Lets see what value does `(x+1)` approach as `x` approaches 1.

x | 0.9 | 0.99 | 0.999 |
1.0001 |
1.001 | 1.01 |

`y=x+1` | 1.9 | 1.99 | 1.999 |
2.0001 |
2.001 | 2.01 |

So, as `x` approaches 1, `f(x)` approaches 2, thus `lim_(x->1)(x+1)=2`.

**Example 3**. Calculate `lim_(x->1)(x-1)/(x^2-1)`.

Lets see what value does `(x-1)/(x^2-1)` approach when `x` approaches 1.

x | 0.9 | 0.99 | 0.999 |
1.0001 |
1.001 | 1.01 |

`y=(x-1)/(x^2-1)` | `(0.9-1)/(0.9^2-1)=0.5263` | `(0.99-1)/(0.99^2-1)=0.5025` | 0.5003 |
0.499975 |
0.49975 | 0.4975 |

So, as x approaches 1, `f(x)` approaches 0.5, thus `lim_(x->1)(x-1)/(x^2-1)=1/2`.

**Example 4**. Calculate `lim_(x->0)cos(pi/x)`.

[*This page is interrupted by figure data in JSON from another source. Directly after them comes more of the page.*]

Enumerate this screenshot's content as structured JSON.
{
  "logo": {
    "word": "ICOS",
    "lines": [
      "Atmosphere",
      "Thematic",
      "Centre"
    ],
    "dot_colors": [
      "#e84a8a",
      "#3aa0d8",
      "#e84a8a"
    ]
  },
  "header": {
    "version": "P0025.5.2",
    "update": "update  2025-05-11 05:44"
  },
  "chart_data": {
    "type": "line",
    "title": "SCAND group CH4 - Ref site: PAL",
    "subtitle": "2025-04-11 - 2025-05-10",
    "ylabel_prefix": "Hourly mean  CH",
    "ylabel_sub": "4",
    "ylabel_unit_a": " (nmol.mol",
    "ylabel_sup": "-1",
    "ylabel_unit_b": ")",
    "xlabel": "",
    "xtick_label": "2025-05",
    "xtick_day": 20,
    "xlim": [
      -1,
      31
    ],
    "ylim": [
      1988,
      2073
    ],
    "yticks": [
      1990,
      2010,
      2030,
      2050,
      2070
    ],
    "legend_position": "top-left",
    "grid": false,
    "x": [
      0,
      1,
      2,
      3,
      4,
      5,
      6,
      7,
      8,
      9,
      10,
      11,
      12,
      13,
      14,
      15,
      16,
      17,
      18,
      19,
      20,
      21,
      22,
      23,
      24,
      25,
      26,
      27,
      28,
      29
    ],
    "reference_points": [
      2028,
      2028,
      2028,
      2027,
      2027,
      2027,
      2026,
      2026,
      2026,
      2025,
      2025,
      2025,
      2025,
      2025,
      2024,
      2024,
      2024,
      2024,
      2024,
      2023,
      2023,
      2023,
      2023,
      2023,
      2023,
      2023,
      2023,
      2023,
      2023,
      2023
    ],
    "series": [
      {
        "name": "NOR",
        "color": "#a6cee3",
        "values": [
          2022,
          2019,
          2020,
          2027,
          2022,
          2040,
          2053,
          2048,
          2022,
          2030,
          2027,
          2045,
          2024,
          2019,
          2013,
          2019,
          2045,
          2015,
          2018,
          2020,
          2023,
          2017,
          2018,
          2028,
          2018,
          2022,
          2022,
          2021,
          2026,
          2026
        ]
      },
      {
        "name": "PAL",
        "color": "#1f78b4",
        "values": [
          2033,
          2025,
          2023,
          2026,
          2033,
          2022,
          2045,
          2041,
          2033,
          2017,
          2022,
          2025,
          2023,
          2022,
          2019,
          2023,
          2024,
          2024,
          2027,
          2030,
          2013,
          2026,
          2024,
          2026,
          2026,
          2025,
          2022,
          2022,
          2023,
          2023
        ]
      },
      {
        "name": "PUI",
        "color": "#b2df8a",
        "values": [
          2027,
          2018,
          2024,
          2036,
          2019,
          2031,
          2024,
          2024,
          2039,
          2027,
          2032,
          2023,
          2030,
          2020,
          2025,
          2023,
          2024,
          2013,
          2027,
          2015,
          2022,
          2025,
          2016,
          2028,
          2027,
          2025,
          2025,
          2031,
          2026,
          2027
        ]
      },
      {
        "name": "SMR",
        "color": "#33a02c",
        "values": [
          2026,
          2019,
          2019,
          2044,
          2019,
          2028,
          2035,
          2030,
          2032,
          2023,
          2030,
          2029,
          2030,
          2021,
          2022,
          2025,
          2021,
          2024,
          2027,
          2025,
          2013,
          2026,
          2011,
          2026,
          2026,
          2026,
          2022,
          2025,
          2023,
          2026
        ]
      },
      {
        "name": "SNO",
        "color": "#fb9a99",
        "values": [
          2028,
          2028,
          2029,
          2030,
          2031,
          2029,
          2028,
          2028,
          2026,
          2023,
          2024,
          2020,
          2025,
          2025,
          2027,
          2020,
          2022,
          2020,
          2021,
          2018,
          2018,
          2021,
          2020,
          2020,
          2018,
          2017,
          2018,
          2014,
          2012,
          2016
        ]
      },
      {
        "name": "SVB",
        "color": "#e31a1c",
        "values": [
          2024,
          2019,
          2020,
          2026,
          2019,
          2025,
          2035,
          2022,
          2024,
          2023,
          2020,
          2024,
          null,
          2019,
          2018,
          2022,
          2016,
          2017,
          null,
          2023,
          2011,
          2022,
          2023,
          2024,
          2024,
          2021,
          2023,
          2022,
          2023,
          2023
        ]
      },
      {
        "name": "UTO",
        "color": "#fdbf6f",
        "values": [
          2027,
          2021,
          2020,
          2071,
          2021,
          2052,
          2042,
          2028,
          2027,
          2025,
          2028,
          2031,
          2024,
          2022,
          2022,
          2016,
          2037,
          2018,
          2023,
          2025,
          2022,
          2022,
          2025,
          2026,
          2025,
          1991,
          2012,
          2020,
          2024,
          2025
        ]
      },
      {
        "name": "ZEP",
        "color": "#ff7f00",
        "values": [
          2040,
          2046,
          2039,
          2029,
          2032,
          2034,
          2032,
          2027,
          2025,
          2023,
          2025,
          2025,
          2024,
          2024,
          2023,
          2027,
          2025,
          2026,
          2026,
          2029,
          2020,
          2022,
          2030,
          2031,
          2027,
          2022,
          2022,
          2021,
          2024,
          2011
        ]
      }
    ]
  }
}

Lets see where `cos(pi/x)` goes when `x` approaches 0.

`x` | `f(x)` |

1 | `cos(pi/1)=-1` |

0.1 | `sin(pi/0.1)=-1` |

0.001 | `sin(pi/0.001)=-1` |

0.0001 | `sin(pi/0.0001)=-1` |

It seems that `lim_(x->0) cos(pi/x)=-1`, but this is WRONG answer! The reason is that we took only values at which `cos(pi/x)=-1`.

Note that `cos(pi/x)=-1` when `x=1/n` for any integer `n`.

But also `cos(pi/x)=0` for infinitely many values of `x` that approach 0. In fact as `x` approaches 0, cosine take any value from interval `[-1,1]`. In other words `cos(pi/x)` oscillates infinitely many times as `x` approaches 0.

Since `cos(pi/x)` doesn't approach any fixed value then `lim_(x->0)cos(pi/x)` doesn't exist.

This example shows that we can guess wrong value if we take inappropriate values of `x`. It is also difficult to understand when to stop calculating values. However, we will give correct methods for calculating limits.

**Example 5**. Calculate `lim_(x->0)1/x^2`.

As x approaches 0, `x^2` also approaches 0 so `1/x^2` becomes very large (for example when `x=0.001` we have that `1/x^2=1000000`). Thus, value of `f(x)` approach infinity without a bound, so `lim_(x->0)1/x^2=oo`.